Solution Explanation: Check if an Array Is Consecutive

This problem asks whether a given integer array nums is consecutive. An array is considered consecutive if it contains all numbers within the range from its minimum element to its maximum element, inclusive.

Approach: Using a Hash Set (or Set) and Efficient Checks

The most efficient approach leverages a hash set (or set in languages like Python) to quickly check for duplicates and to determine if all numbers within the expected range are present.

1. Find Minimum and Maximum: First, find the minimum (mi) and maximum (mx) values in the input array nums.

2. Check for Duplicates and Range: A hash set (s) is used to store each element encountered while iterating through nums. If a duplicate is found (an element already exists in s), the array is not consecutive, and false is returned. Simultaneously, update mi and mx.

3. Consecutive Check: After iterating through the entire array, check if the number of unique elements (the size of the hash set s) is equal to the expected range size (mx - mi + 1). If it is, and this also equals the length of the input array (ensuring no missing elements), the array is consecutive, and true is returned. Otherwise, it's not consecutive, and false is returned.

Time and Space Complexity Analysis

• Time Complexity: O(n), where n is the length of the input array nums. This is because we iterate through the array once to find the minimum and maximum and to populate the hash set. Hash set lookups (checking for duplicates) are on average O(1).

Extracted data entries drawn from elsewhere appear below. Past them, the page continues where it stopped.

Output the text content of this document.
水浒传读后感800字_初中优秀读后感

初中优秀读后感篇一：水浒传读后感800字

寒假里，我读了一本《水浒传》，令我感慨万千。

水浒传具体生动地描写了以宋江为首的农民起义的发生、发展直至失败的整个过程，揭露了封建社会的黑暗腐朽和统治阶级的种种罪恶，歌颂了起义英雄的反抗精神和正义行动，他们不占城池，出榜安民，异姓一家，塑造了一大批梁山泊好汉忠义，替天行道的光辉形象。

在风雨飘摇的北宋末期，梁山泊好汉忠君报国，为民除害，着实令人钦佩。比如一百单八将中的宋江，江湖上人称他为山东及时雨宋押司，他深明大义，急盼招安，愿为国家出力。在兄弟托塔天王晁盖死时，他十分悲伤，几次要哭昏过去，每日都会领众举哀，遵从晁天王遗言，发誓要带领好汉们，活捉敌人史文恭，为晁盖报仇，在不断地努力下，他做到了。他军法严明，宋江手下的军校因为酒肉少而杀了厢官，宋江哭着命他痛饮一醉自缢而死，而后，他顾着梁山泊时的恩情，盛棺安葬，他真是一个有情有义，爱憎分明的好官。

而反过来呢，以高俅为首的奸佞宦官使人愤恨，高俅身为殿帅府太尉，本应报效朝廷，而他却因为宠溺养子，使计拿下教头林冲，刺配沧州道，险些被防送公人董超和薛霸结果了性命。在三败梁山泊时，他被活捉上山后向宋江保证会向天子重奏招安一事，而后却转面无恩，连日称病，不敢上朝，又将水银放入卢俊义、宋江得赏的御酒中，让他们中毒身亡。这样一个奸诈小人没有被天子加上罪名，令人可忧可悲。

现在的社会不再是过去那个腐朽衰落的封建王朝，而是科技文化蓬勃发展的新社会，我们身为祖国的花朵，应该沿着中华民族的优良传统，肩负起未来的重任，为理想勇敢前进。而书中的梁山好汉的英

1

• Space Complexity: O(n) in the worst case. This is because the hash set could potentially store all n elements of the input array if there are no duplicates and if the array is indeed consecutive.

Code Implementation in Multiple Languages

The solutions below implement the described approach in various programming languages. Note the slight variations in syntax and built-in functions for sets/hash sets across languages.

class Solution:
    def isConsecutive(self, nums: List[int]) -> bool:
        mi, mx = min(nums), max(nums)
        return len(set(nums)) == mx - mi + 1 == len(nums)
 

class Solution {
    public boolean isConsecutive(int[] nums) {
        int mi = nums[0], mx = nums[0];
        Set<Integer> s = new HashSet<>();
        for (int x : nums) {
            if (!s.add(x)) { //Efficient duplicate check using set.add()
                return false;
            }
            mi = Math.min(mi, x);
            mx = Math.max(mx, x);
        }
        return mx - mi + 1 == nums.length;
    }
}

class Solution {
public:
    bool isConsecutive(vector<int>& nums) {
        unordered_set<int> s;
        int mi = nums[0], mx = nums[0];
        for (int x : nums) {
            if (s.count(x)) { //Efficient duplicate check using unordered_set.count()
                return false;
            }
            s.insert(x);
            mi = min(mi, x);
            mx = max(mx, x);
        }
        return mx - mi + 1 == nums.size();
    }
};

func isConsecutive(nums []int) bool {
	s := map[int]bool{}
	mi, mx := nums[0], nums[0]
	for _, x := range nums {
		if s[x] {
			return false
		}
		s[x] = true
		if x < mi {
			mi = x
		}
		if x > mx {
			mx = x
		}
	}
	return mx-mi+1 == len(nums)
}
 

function isConsecutive(nums: number[]): boolean {
    let mi = nums[0], mx = nums[0];
    const s = new Set<number>();
    for (const x of nums) {
        if (s.has(x)) {
            return false;
        }
        s.add(x);
        mi = Math.min(mi, x);
        mx = Math.max(mx, x);
    }
    return mx - mi + 1 === nums.length;
}

/**
 * @param {number[]} nums
 * @return {boolean}
 */
var isConsecutive = function (nums) {
    let mi = nums[0], mx = nums[0];
    const s = new Set();
    for (const x of nums) {
        if (s.has(x)) {
            return false;
        }
        s.add(x);
        mi = Math.min(mi, x);
        mx = Math.max(mx, x);
    }
    return mx - mi + 1 === nums.length;
};

These code snippets all efficiently solve the problem with the same time and space complexity. The choice of language depends on your preference and the context of your application.